Si d’aventure, vous vous rendez dans votre librairie de quartier et que vous flânez au rayon littératures asiatiques, vous remarquerez sans doute que la section la plus pourvue est la littérature japonaise. Cheminez ! a composé pour vous une petite liste de huit chefs d’œuvre de la littérature japonaise à lire absolument. 

Le Dit du Genji – Murasaki Shikibu (XIème siècle)

Attribué à dame Murasaki Shikibu, une femme de cour ayant vécu entre le Xème et XIème siècle (époque Heian, 794-1185) et à qui l’on doit notamment le conte Kaguya-Hime (adapté au cinéma sous le titre Le Conte de la Princesse Kaguya par Isao Takahata pour le studio Ghibli), Le Dit du Genji est souvent considéré comme l’une des œuvres fondatrices de la littérature japonaise

L’œuvre nous raconte sur plusieurs décennies l’Histoire du Genji, fils de l’Empereur qui ne peut accéder au trône, qui use de son charme pour séduire toutes les femmes de la cour. Si le roman est un merveilleux témoignage des usages de la cour de l’Empereur à l’époque Heian (intrigues courtisanes, religion, musique, poésie y sont évoquées), Le Dit du Genji va bien au-delà de cette simple dimension : il est en effet considéré par de nombreux spécialistes comme le premier roman psychologique de la littérature, notamment pour ses personnages profondément complexes. 

Absolument passionnant, Le Dit du Genji peut néanmoins représenter certaines difficultés. Tout d’abord, le roman est traversé par pas moins de 800 courts poèmes (des waka), pas toujours compréhensibles par le lecteur ; ensuite, les personnages ne sont cités que par le titre – changeant – qu’ils occupent à la cour.

Haiku – Issa Kobayashi (fin du XVIIIème siècle)

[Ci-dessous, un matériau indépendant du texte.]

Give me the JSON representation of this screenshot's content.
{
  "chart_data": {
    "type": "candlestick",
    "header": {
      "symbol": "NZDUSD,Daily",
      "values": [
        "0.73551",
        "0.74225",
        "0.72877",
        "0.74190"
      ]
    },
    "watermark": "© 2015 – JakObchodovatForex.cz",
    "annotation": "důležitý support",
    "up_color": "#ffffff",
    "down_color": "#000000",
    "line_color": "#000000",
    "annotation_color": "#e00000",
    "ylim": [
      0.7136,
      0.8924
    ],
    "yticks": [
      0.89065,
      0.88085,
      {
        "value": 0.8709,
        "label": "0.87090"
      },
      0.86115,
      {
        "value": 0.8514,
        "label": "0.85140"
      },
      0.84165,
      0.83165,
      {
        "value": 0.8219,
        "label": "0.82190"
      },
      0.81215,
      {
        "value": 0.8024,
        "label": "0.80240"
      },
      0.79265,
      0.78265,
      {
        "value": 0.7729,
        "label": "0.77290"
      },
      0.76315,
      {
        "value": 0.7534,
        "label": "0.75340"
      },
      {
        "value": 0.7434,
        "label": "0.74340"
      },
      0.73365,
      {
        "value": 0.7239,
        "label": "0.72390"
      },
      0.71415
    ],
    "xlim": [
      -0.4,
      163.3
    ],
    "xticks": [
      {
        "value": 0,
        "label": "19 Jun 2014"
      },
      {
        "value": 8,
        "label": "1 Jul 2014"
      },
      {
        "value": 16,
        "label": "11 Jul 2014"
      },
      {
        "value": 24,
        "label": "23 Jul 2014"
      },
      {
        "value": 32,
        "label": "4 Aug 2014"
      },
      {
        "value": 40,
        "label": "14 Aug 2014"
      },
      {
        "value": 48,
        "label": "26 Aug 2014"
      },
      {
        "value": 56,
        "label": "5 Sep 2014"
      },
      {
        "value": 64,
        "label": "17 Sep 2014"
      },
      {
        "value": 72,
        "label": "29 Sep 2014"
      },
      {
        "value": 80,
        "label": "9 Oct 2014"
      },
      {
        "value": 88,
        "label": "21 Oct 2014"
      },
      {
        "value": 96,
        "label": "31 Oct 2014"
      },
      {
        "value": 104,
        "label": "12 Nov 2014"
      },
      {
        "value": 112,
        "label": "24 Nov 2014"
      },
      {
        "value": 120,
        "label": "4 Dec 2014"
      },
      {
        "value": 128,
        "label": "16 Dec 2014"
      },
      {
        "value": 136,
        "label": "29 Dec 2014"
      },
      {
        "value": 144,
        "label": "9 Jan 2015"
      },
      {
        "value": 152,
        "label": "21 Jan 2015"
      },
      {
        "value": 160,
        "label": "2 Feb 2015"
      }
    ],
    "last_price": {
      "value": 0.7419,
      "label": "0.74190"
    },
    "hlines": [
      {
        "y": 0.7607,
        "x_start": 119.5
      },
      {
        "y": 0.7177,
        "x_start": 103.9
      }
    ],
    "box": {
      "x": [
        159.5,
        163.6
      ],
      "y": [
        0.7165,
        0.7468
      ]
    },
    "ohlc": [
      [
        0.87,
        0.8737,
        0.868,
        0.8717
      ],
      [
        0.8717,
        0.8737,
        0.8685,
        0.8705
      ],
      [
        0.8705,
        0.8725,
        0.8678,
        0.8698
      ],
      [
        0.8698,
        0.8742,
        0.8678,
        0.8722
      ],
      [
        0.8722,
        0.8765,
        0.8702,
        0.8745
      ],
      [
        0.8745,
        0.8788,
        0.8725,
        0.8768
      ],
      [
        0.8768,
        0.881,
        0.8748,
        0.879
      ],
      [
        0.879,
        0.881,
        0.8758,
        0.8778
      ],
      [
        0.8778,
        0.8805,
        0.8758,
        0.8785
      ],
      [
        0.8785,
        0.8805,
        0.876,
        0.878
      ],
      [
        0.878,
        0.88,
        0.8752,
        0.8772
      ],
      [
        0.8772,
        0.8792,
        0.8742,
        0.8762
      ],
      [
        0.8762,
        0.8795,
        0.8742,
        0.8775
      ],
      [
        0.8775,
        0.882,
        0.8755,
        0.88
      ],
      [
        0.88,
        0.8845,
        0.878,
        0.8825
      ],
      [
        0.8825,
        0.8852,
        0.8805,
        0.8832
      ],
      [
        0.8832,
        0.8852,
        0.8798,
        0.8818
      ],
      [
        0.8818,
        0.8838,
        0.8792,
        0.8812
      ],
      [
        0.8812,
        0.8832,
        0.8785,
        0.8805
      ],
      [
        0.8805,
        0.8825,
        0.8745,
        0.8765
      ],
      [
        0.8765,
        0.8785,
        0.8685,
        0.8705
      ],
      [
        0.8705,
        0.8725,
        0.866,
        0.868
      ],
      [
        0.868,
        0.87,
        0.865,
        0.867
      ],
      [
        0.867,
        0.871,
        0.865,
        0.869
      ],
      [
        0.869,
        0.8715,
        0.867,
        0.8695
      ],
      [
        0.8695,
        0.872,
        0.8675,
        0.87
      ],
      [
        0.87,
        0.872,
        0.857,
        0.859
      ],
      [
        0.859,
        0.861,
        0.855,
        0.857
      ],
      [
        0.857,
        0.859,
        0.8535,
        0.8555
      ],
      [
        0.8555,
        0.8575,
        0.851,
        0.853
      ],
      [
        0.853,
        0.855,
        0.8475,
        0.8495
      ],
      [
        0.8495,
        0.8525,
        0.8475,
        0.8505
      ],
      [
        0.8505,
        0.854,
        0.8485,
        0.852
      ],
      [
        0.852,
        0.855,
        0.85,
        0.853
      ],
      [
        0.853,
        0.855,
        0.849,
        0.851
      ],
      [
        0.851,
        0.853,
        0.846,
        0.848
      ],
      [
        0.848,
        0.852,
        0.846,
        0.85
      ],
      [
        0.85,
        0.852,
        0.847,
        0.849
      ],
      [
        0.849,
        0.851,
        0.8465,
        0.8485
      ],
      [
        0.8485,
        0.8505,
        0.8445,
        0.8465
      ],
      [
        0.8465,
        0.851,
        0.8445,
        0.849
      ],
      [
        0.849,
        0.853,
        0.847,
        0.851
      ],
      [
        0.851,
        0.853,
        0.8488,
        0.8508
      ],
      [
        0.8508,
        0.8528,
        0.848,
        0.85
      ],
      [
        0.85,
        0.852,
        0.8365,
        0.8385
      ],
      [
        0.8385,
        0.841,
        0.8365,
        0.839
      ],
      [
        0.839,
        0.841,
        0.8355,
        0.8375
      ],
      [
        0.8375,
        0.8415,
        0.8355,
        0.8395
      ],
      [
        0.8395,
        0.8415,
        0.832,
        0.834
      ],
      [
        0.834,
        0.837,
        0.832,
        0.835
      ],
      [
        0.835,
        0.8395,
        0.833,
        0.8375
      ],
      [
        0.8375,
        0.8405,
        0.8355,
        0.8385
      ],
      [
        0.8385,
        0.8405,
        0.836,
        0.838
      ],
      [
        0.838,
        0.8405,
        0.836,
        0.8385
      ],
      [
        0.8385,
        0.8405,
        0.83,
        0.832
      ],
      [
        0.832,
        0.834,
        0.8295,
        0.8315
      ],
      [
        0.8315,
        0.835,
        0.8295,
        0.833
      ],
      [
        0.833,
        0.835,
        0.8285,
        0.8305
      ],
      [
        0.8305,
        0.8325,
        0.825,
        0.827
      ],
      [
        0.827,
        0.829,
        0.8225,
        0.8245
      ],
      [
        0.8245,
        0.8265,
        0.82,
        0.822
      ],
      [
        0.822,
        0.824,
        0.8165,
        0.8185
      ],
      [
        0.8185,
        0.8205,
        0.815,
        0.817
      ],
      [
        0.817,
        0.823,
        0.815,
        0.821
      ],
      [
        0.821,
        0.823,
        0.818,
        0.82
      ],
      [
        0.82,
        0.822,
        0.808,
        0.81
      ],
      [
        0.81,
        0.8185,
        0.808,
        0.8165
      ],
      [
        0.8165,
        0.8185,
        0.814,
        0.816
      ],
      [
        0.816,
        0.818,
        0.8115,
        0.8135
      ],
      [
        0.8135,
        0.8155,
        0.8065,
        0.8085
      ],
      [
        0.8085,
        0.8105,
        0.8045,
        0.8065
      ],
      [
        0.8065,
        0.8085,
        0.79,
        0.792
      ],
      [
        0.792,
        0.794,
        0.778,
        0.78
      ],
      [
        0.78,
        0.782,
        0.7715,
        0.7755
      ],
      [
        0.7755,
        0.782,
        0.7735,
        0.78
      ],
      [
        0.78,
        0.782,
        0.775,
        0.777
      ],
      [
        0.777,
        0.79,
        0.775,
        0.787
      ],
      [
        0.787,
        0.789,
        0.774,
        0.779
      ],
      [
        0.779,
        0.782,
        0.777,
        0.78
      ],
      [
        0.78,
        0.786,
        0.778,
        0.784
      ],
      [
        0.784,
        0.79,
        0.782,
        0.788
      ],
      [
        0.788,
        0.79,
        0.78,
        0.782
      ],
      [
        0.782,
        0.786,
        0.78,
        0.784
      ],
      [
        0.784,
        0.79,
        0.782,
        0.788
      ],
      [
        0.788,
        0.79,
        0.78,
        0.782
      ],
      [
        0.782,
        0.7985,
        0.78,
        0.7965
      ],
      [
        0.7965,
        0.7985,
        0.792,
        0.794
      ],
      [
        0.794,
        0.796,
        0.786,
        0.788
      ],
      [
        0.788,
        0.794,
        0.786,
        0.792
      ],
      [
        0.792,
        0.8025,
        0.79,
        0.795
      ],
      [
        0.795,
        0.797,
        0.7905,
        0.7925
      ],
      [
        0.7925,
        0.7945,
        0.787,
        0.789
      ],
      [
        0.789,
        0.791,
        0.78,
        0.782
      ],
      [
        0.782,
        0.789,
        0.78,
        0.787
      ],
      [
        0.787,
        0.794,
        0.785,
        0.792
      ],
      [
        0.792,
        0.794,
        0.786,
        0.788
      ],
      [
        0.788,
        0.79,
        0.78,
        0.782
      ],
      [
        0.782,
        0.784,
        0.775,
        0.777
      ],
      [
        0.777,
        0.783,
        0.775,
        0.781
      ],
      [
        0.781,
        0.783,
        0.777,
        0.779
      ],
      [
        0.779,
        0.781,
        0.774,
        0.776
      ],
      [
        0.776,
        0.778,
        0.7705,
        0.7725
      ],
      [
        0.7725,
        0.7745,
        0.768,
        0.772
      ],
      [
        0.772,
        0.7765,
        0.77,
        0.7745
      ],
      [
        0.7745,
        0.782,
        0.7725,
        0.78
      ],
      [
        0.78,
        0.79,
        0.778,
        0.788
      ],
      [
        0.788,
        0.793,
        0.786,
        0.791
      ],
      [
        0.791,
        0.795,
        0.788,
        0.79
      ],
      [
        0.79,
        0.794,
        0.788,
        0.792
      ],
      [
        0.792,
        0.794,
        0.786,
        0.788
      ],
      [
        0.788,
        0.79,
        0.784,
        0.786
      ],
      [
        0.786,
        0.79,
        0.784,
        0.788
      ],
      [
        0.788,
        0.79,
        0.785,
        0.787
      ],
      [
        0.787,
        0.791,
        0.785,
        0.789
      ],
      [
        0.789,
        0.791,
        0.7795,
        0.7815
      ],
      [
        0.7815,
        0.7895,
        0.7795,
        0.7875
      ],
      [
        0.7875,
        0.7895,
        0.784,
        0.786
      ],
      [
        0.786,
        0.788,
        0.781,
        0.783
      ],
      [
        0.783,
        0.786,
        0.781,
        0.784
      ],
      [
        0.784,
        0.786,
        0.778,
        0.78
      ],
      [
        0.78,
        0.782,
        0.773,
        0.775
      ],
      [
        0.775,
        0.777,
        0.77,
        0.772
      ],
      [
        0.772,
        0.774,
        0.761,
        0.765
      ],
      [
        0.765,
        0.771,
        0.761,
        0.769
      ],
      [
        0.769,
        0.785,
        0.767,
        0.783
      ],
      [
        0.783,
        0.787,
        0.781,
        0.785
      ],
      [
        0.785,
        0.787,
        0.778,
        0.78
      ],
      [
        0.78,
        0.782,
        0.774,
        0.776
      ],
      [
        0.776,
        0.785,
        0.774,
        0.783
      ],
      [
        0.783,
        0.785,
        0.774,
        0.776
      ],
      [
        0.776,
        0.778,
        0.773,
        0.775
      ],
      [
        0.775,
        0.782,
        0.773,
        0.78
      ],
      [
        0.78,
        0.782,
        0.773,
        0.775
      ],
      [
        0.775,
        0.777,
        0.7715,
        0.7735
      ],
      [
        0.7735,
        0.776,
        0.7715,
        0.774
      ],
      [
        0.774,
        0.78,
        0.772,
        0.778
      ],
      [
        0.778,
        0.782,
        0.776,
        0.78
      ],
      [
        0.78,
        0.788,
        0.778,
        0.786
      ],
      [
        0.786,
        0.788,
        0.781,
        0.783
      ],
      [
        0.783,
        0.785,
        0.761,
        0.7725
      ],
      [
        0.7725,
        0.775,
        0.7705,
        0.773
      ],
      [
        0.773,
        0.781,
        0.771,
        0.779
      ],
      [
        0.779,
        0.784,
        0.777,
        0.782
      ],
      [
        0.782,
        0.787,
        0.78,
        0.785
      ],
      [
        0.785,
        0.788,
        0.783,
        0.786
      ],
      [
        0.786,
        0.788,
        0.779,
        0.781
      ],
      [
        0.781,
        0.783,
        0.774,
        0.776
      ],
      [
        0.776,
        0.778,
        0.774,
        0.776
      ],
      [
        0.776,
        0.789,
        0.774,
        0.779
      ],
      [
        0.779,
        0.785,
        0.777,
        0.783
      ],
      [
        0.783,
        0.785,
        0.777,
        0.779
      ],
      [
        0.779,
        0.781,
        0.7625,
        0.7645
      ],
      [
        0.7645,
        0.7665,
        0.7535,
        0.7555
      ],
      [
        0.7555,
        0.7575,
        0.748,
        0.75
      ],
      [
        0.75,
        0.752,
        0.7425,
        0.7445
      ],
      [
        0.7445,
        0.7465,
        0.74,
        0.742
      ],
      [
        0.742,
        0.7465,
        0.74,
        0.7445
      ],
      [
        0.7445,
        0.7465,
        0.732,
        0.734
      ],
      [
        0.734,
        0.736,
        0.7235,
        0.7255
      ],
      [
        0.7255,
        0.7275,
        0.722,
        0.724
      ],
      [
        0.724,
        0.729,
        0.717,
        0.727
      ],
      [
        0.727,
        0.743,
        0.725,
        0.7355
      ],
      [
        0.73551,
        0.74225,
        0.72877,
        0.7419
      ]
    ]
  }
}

Étudiés de manière très sommaire dans les collèges français, le Haïku est bien plus qu’un court poème de 17 syllabes. Célébrant l’évanescence des choses et les sensations qu’elles suscitent, les haïkus disent beaucoup en très peu de sons. Si la critique et les librairies considèrent Bashō comme le grand maître du haïku, nous avons préféré évoquer Issa Kobayashi, dont le recueil Haïku propose une merveilleuse synthèse du travail poétique, pour qui désirerait découvrir son œuvre.

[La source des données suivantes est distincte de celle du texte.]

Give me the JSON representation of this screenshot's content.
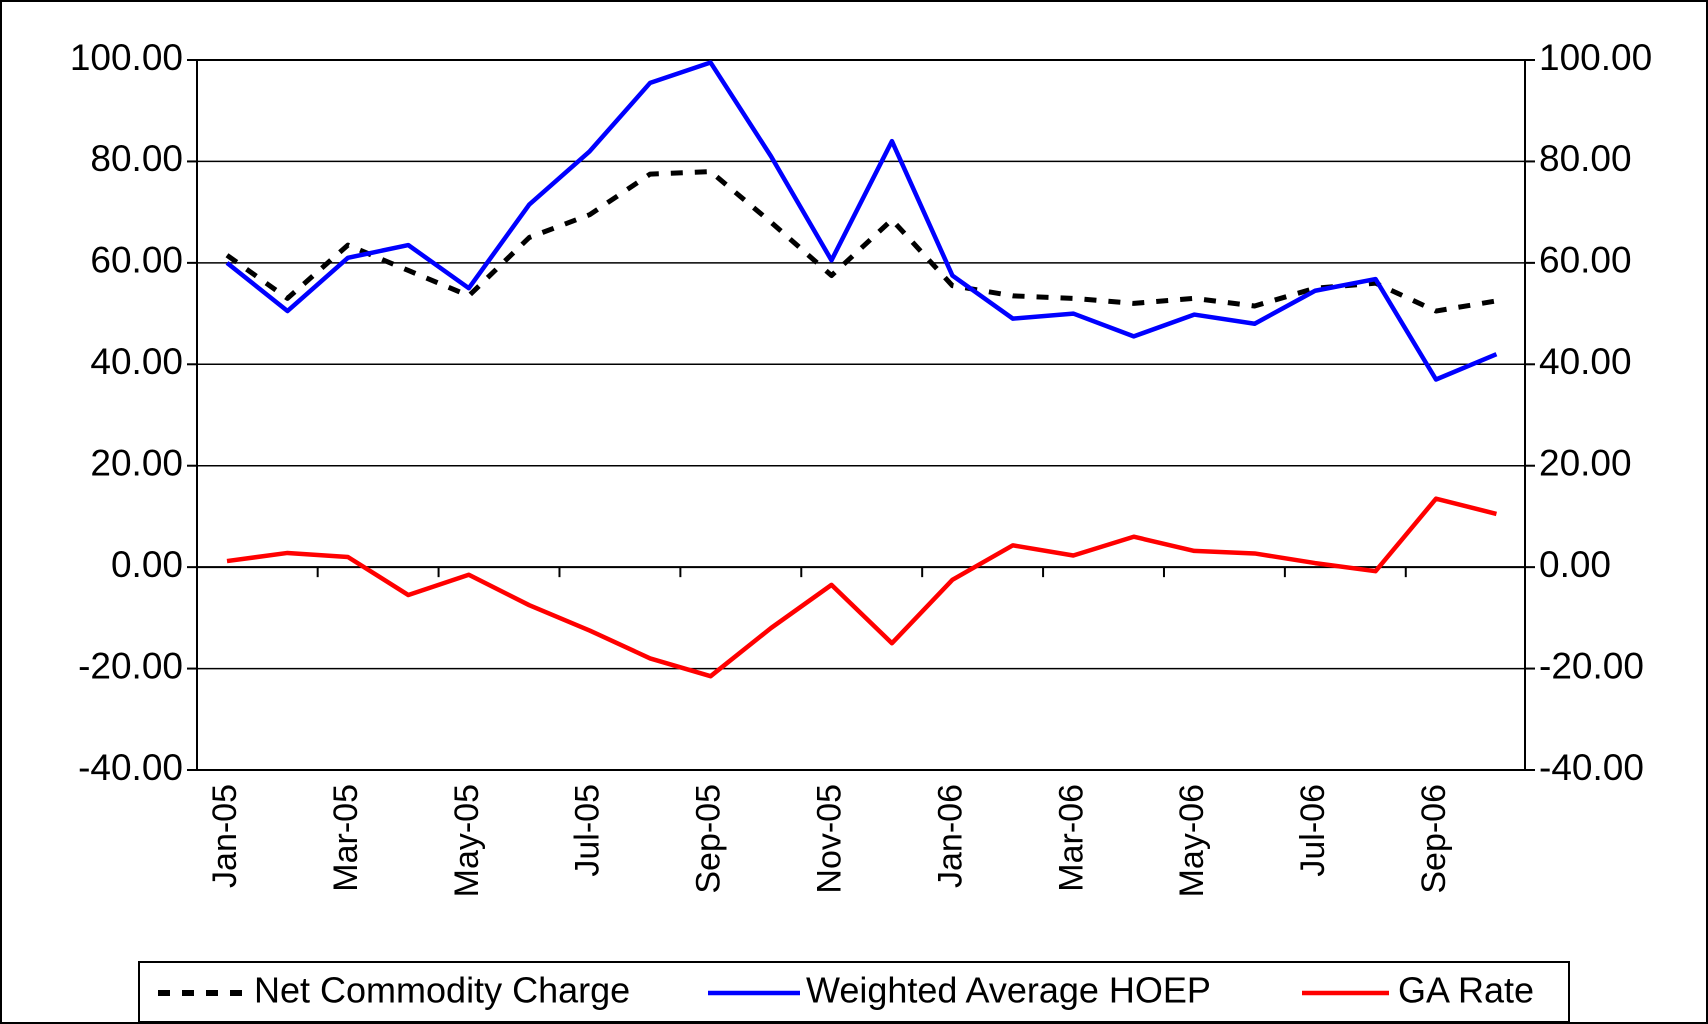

Né en 1763, Issa Kobayashi a eu une vie pour le moins difficile : sa mère est morte alors qu’il était âgé de trois ans, il a été élevé par une marâtre qui le détestait, s’est marié à trois reprises, perdra ses quatre premiers enfants en bas âge, ainsi que sa première femme. Il est l’auteur de 20 000 haïkus, qui ont renouvelé la forme du genre. Non moins évocateurs que ceux de ses illustres prédécesseurs, tels Buson, ses haïkus sont marqués par une volonté plus personnelle, plus autobiographique. 

Haiku oblige, l’œuvre d’Issa Kobayashi est bien sûr une exaltation de la nature, dans laquelle transparaît la philosophie zen si essentielle à ce genre poétique ; toutefois, elle est également marquée par le deuil de ses enfants

Ainsi, après la mort de sa première fille, il écrit ce haïku d’une accablante tristesse :

« Sous la brise d’automne / ces fleurs rouges / qu’elle aurait tant aimé arracher » (« Akikaze ya / Mushiri ta gari shi / Akai hana »).

Il découle des différentes tragédies qu’Issa a traversées une mélancolie ravageuse :

« La rosée s’en va / n’ayant rien à faire avec / un monde si bas ». 

Cette anthologie comprend bien évidemment qu’une partie infinitésimale de l’œuvre poétique d’Issa Kobayashi ; toutefois, en plus de la beauté et de la variété des haïkus que le livre contient, l’édition est très belle : respectant la philosophie du genre, chaque page contient un haïku, écrit en japonais, retranscrit en romajis[1] et traduit en français. 

Contes de pluie et de lune – Ueda Akinari (1776)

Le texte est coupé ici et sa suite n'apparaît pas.